Management based on ‘complex adaptive systems thinking’ that appreciates these interactions and the often complex dynamics they create can enhance the resilience of social-ecological systems.
As the complexities of the world around us become more apparent, our understanding of how to behave in it changes accordingly. Researchers across a wide range of disciplines now debate, embrace and advocate complexity thinking as imperative for understanding and dealing with pressing current social-ecological challenges. Nevertheless, fostering a change in people’s frame of reference is much more than just adding to their knowledge base; it implies changing their mindset and behaviour. A complex adaptive systems (CAS) approach means stepping away from reductionist thinking and accepting that within a social-ecological system, several connections are occurring at the same time on different levels. Furthermore, complexity thinking means accepting unpredictability and uncertainty, and acknowledging a multitude of perspectives.To understand a social-ecological system we need to understand how actors within the system think, and how their ‘mental models’ influence the actions that they take. Mental models are cognitive structures upon which reasoning, decision making and behaviour are based. This means gaining insight into how an actor understands a system, how he or she manages it and how he or she reacts to any changes within the system. Today, managers increasingly recognise that there can be no definite formulation or one-size-fits-all solution to a problem. Although there is limited evidence that CAS thinking directly enhances the resilience of a system, there are several examples of how it contributes to it. One example is the Kruger National Park in South Africa. There, management has moved away from strategies to keep ecosystem conditions, such as elephant populations and fire frequencies, at a fixed level and instead allows them to fluctuate between specified boundaries. The use of threshold indicators provides managers with warning signals when a component of the system (e.g. elephant numbers) is approaching a critical point. The overall intention is to reduce human intervention (and investment) and increase the variety of ecosystems and habitat types.
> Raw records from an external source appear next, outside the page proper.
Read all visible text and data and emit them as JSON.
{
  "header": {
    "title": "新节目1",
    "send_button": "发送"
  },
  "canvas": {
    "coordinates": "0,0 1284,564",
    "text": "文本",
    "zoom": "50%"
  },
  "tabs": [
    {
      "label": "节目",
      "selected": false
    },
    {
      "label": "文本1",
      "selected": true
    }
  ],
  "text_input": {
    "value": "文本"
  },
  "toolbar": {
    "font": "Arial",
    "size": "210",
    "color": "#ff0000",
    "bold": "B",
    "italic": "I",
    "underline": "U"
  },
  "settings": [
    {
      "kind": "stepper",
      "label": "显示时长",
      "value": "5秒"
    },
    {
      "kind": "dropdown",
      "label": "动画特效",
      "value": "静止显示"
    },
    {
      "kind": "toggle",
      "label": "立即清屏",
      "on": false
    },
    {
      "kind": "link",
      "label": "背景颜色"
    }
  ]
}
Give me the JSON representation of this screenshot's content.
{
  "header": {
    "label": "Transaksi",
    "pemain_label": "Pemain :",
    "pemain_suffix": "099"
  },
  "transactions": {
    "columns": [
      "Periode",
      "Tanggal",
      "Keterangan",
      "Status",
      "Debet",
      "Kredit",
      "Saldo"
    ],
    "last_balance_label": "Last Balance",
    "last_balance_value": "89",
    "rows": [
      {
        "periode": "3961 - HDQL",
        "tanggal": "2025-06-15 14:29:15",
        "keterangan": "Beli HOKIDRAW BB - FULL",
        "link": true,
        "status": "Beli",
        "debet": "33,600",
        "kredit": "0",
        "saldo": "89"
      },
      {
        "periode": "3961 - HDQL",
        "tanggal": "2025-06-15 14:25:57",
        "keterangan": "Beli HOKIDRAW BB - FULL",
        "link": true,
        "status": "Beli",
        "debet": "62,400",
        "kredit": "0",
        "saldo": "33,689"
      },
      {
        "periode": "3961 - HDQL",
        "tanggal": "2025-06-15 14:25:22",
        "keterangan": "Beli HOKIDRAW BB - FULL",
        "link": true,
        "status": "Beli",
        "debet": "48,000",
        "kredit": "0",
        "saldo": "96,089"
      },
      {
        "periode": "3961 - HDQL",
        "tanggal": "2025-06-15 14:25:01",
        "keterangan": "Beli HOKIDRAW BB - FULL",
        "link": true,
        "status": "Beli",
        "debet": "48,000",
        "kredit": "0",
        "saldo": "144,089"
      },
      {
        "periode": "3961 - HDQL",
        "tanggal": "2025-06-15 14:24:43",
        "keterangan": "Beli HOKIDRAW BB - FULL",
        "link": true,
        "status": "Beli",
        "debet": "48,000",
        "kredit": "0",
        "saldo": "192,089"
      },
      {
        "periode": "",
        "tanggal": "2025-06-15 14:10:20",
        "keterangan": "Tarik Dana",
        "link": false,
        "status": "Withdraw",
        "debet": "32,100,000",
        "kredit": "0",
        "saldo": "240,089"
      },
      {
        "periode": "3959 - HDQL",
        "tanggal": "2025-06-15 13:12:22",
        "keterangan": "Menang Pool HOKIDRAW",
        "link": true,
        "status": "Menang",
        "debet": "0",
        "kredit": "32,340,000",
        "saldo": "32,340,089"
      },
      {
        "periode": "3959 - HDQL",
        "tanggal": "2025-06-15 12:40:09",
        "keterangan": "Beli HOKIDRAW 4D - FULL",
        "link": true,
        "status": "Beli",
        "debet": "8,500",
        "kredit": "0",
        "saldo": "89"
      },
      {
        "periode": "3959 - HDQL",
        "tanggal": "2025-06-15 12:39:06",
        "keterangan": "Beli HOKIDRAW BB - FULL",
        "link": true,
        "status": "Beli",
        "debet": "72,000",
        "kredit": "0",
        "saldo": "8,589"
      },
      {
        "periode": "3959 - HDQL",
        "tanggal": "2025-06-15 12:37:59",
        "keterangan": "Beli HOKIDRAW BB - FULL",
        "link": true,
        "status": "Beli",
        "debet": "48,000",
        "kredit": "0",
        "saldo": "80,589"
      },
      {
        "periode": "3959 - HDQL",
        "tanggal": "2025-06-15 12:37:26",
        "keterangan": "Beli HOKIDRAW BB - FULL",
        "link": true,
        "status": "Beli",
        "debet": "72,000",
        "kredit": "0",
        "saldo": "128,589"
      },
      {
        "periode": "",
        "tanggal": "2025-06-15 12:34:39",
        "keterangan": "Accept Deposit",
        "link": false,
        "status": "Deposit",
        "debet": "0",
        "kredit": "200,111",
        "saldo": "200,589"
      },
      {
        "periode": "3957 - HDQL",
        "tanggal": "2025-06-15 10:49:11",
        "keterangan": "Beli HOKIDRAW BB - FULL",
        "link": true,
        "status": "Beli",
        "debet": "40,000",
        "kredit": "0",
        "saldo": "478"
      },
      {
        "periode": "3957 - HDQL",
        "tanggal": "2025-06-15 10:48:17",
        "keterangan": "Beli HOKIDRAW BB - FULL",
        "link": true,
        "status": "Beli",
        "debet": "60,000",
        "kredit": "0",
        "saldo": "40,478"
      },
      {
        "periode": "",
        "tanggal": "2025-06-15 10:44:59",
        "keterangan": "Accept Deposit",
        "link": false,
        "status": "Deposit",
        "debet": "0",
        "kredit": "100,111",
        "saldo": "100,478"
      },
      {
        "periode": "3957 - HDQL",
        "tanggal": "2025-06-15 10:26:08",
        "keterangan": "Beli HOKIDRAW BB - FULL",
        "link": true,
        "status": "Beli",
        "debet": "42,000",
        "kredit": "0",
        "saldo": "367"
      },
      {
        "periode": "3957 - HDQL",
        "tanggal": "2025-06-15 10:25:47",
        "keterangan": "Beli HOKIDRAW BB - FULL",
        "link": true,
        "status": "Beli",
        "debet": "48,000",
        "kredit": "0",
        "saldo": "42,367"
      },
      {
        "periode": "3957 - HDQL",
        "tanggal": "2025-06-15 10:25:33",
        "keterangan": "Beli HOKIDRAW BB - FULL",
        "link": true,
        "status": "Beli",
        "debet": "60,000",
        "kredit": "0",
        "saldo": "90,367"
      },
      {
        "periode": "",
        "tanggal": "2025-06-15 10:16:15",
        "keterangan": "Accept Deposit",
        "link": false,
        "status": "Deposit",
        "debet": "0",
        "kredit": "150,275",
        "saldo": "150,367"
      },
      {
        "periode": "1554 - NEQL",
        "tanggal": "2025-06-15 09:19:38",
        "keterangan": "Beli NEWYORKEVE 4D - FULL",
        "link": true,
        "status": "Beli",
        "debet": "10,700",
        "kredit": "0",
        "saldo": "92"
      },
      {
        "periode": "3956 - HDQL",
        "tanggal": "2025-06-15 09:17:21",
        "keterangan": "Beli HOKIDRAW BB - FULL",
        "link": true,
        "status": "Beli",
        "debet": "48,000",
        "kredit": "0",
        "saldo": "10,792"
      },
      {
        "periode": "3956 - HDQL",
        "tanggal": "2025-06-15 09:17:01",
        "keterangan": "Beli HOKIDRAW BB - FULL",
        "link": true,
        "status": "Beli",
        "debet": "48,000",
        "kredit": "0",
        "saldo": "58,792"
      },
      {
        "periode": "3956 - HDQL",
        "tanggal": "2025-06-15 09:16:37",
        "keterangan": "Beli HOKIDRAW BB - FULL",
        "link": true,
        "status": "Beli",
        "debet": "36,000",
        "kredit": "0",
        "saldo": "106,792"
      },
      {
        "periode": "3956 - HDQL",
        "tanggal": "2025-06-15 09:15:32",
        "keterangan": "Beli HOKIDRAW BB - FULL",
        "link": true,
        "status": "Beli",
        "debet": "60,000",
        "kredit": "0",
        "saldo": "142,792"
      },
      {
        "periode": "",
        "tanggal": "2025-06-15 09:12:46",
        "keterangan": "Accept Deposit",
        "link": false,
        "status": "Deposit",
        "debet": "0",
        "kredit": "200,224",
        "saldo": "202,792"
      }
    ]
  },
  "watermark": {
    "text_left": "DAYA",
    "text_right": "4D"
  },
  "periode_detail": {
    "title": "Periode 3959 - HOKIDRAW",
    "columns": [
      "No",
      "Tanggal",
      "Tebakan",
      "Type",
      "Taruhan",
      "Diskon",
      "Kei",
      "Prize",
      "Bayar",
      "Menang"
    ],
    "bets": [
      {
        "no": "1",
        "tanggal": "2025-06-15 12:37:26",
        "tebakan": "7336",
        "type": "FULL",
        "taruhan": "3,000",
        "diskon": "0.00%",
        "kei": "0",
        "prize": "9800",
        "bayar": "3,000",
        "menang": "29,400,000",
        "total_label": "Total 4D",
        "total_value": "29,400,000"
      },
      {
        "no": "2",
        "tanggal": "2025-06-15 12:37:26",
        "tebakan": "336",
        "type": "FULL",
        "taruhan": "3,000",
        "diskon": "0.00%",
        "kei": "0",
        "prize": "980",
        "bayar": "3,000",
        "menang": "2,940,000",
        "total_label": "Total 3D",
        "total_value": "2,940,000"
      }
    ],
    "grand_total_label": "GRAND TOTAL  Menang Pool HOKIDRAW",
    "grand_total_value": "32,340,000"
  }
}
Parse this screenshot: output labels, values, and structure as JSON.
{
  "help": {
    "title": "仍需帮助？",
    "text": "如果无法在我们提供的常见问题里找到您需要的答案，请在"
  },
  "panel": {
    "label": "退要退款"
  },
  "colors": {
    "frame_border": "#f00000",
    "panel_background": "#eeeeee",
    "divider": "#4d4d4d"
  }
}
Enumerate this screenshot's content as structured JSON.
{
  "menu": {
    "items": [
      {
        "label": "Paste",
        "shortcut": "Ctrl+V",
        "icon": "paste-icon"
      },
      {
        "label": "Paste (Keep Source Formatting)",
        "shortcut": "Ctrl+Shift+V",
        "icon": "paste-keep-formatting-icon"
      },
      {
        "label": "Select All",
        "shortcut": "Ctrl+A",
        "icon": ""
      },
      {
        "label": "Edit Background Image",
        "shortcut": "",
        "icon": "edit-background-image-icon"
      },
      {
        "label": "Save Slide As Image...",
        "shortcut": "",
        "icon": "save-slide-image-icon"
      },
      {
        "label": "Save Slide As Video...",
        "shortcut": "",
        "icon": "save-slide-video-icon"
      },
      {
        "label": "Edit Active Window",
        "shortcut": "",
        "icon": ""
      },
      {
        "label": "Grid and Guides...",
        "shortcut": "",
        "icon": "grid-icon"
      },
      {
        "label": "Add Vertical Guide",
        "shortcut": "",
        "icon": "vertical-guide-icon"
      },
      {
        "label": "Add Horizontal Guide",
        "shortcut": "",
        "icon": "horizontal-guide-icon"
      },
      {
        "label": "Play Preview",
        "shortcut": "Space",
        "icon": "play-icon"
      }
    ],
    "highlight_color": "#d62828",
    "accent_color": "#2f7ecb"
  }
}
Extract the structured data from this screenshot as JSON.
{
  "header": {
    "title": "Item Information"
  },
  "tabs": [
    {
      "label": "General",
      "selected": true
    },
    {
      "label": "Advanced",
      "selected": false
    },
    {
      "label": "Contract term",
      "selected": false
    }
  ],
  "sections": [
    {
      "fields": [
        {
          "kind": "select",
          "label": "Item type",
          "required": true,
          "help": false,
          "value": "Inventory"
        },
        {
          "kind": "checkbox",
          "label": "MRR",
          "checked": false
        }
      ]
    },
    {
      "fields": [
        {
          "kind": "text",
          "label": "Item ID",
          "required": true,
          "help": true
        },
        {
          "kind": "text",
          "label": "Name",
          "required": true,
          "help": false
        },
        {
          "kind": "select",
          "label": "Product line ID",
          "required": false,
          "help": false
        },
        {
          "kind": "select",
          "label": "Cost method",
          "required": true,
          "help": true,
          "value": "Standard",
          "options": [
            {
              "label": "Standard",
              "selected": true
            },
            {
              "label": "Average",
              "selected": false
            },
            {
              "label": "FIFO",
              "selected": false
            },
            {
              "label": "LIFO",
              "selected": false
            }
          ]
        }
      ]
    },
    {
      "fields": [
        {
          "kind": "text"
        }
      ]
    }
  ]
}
How can we foster CAS thinking?
CAS thinking can be developed, fostered and applied in different ways based on the following guidelines:
Adopt a systems framework. This can help people to organise their thinking and crystallise understanding of inter-dependencies and relationships between humans and their environment.
Expect and account for change and uncertainty. This can be done by employing a structured process such as scenario planning to explore and evaluate alternative development pathways and assess the intended and unintended consequences of different decisions. Collaborative processes that encourage CAS thinking are more likely to foster resilient systems. A variety of systematic, participatory methods can help engage different groups with different interests and knowledge.
Investigate critical thresholds and non-linearities. When a threshold is crossed there are important implications for management of an SES. It is therefore crucial that management purposefully/deliberately considers system boundaries and thresholds.
Match institutions to social-ecological systems processes. This may imply institutional change or restructuring of responsibilities and expertise to move from traditional resource-by-resource management to more integrated SES management.
Recognise barriers to cognitive change. Those benefiting from existing regimes of a system may resist adopting CAS thinking because they fear it may encourage openness to new and surprising elements that might compromise their position.